El Colotero was a monument in the town of Álamo, in the municipality of Álamo Temapache, Veracruz. The complex, made of steel rebar and concrete, featured an arched male figure pouring 192 oranges (figuratively 75 kg of oranges) onto the ground. The man was depicted shirtless, wearing rolled-up pants, barefoot, and carrying a basket (known as colote) on his back. The monument stood 15 m tall, was 30 m long, and had a hollow interior.

It was unveiled in 2004 near Federal Highway 127, the main entrance to the town. Mayor Juan Bustillos Montalvo requested Miguel Vargas Martínez to create the artwork, which took two years to be completed.

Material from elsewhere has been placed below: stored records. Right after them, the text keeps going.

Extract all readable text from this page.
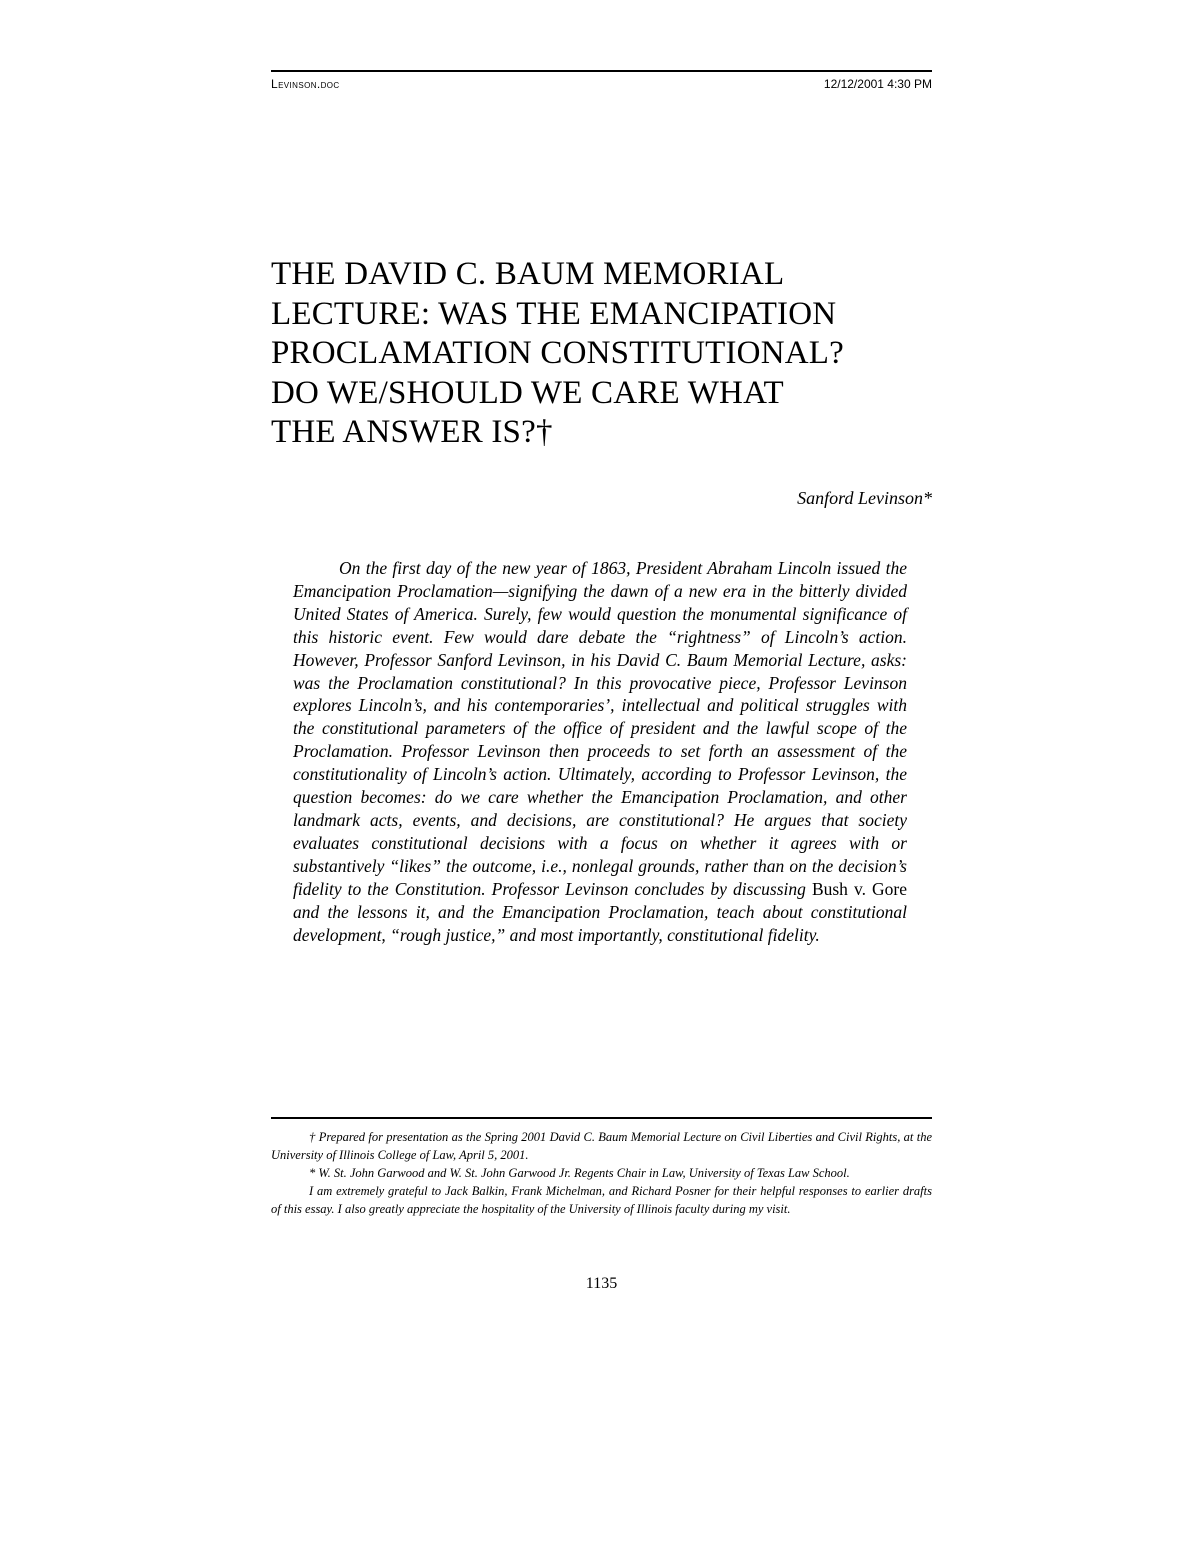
Levinson.doc	12/12/2001 4:30 PM
THE DAVID C. BAUM MEMORIAL
LECTURE: WAS THE EMANCIPATION
PROCLAMATION CONSTITUTIONAL?
DO WE/SHOULD WE CARE WHAT
THE ANSWER IS?†
Sanford Levinson*

On the first day of the new year of 1863, President Abraham Lincoln issued the Emancipation Proclamation—signifying the dawn of a new era in the bitterly divided United States of America. Surely, few would question the monumental significance of this historic event. Few would dare debate the “rightness” of Lincoln’s action. However, Professor Sanford Levinson, in his David C. Baum Memorial Lecture, asks: was the Proclamation constitutional? In this provocative piece, Professor Levinson explores Lincoln’s, and his contemporaries’, intellectual and political struggles with the constitutional parameters of the office of president and the lawful scope of the Proclamation. Professor Levinson then proceeds to set forth an assessment of the constitutionality of Lincoln’s action. Ultimately, according to Professor Levinson, the question becomes: do we care whether the Emancipation Proclamation, and other landmark acts, events, and decisions, are constitutional? He argues that society evaluates constitutional decisions with a focus on whether it agrees with or substantively “likes” the outcome, i.e., nonlegal grounds, rather than on the decision’s fidelity to the Constitution. Professor Levinson concludes by discussing Bush v. Gore and the lessons it, and the Emancipation Proclamation, teach about constitutional development, “rough justice,” and most importantly, constitutional fidelity.

† Prepared for presentation as the Spring 2001 David C. Baum Memorial Lecture on Civil Liberties and Civil Rights, at the University of Illinois College of Law, April 5, 2001.

* W. St. John Garwood and W. St. John Garwood Jr. Regents Chair in Law, University of Texas Law School.

I am extremely grateful to Jack Balkin, Frank Michelman, and Richard Posner for their helpful responses to earlier drafts of this essay. I also greatly appreciate the hospitality of the University of Illinois faculty during my visit.

1135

El Colotero honored the municipality's orange harvesters; before 2021, Álamo Temapache produced nearly 800000 t of oranges (almost one third of Veracruz's total production).

During the mayoralty of Jorge Vera, amid the COVID-19 pandemic in Mexico, a giant mask was added to the sculpture to raise awareness of the disease.

=== Restorations ===
El Colotero was restored on three occasions during its lifetime, the last being between 2021 and 2023. Its latest restorer, Miguel Ángel Vargas Miranda, stated that the sculpture had no structural damage; however, the figure's right side exhibited perforations and cracking. Ten of the oranges showed damage, and Vargas Miranda identified multiple signs of bullet impacts. The restoration included a general clean-up, such as the removal of bird nests and beehives, as well as bird and bat droppings. Over all, he considered 95 percent of the sculpture to be in good condition. Vargas Miranda also recommended that it be given annual maintenance because its materials were affected by the tropical climate and vibrations from passing vehicles.

=== Collapse ===
On 16 December 2025, around 8:00 CST (UTC−6), El Colotero collapsed with no injuries or damage reported. The government of Veracruz, led by Rocío Nahle García, acknowledged that reports of deterioration had existed beforehand, and stated that the monument had been damaged by the October 2025 floods in the municipality. Nahle announced that a replica would be installed in the future.